Pecuária, salvação da lavoura?
Participantes do encontro argumentam que a criação de gado é o setor do agronegócio com mais oportunidades para reduzir as emissões de carbono
Expandindo-se por mais de 170 milhões de hectares, a pecuária é a atividade econômica que mais ocupa solos no Brasil e é tida como um dos principais vetores do desmatamento da Amazônia.
Ao mesmo tempo, é o setor do agronegócio onde há mais oportunidades para aumento de produtividade e redução das emissões de carbono, segundo especialistas que participaram do Fórum Desmatamento Zero.
Um dos principais desafios é intensificar a produção e sair da ocupação média de um boi por hectare para três ou quatro cabeças/hectare.
Além disso, as pastagens que hoje estão degradadas podem voltar a abrigar áreas de expansão da agricultura, sem a necessidade de avançar sobre regiões onde a floresta ainda está intacta.
"A pecuária foi uma estratégia barata de ocupação do solo na região Norte, estimulada durante o regime militar. Com aumento da produtividade, será possível direcionar 40 milhões de hectares de pastos degradados para o plantio de grãos", disse Márcio Nappo, diretor de sustentabilidade da JBS Brasil.
A empresa, maior produtora de proteína animal do mundo, investe desde 2009 em monitoramento via satélite para não comprar gado de fazendas que desmatam ilegalmente na Amazônia.
O frigorífico viu seu nome exposto no relatório "Comendo a Amazônia", do Greenpeace, que mapeou a nada sutil relação entre a pecuária e a devastação do bioma. Pressionadas pelo Ministério Público, empresas do setor reorganizam sua cadeia para rastrear a origem da carne e o impacto sobre a floresta.
Só a JBS monitora 70 mil fazendas que fornecem gado (são 40 mil na Amazônia) e utiliza dados dos satélites do Inpe para conferir se as áreas de criação do gado coincidem com os locais onde há desmatamento. Quando isso ocorre, os fornecedores são bloqueados.
A partir de maio de 2016, a empresa passará a utilizar o CAR (Cadastro Ambiental Rural) como pré-requisito para a compra da carne.
Para o ambientalista Nilo D'Ávila, do Greenpeace, que participou da elaboração do relatório que denunciou a pressão da pecuária sobre a floresta, o setor deu passos importantes nos últimos cinco anos. "É indiscutível a evolução da pecuária. Hoje, os três maiores frigoríficos monitoram suas cadeias", disse.

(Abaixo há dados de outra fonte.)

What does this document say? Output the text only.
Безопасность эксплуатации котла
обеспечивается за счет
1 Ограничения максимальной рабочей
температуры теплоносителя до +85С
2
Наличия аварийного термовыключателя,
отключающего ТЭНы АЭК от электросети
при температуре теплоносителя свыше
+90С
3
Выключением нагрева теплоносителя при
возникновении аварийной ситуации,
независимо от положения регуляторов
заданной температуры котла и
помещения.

O uso de incentivos econômicos para estimular uma pecuária mais verde é bandeira do economista Bernard Appy, diretor do Centro de Cidadania Fiscal. Em 2012, ele se debruçou sobre as leis tributárias na tentativa de encontrar caminhos para a taxação de atividades poluentes.
Appy apresentou a ideia da Cide-Carbono, uma nova versão da Cide (Contribuição de Intervenção no Domínio Econômico), que incidiria sobre energia fóssil e pecuária, taxando as emissões por cabeça de gado no frigorífico, de acordo com a idade do animal. A proposta foi apresentada ao governo, mas não chegou a ser aplicada.
"Há uma relação entre produtividade, idade de abate dos animais e emissão de carbono. Faria sentido direcionar tributos para fomentar uma pecuária mais produtiva", disse Appy. Com a economia em recessão, porém, o tema parece ter sumido do radar do governo federal.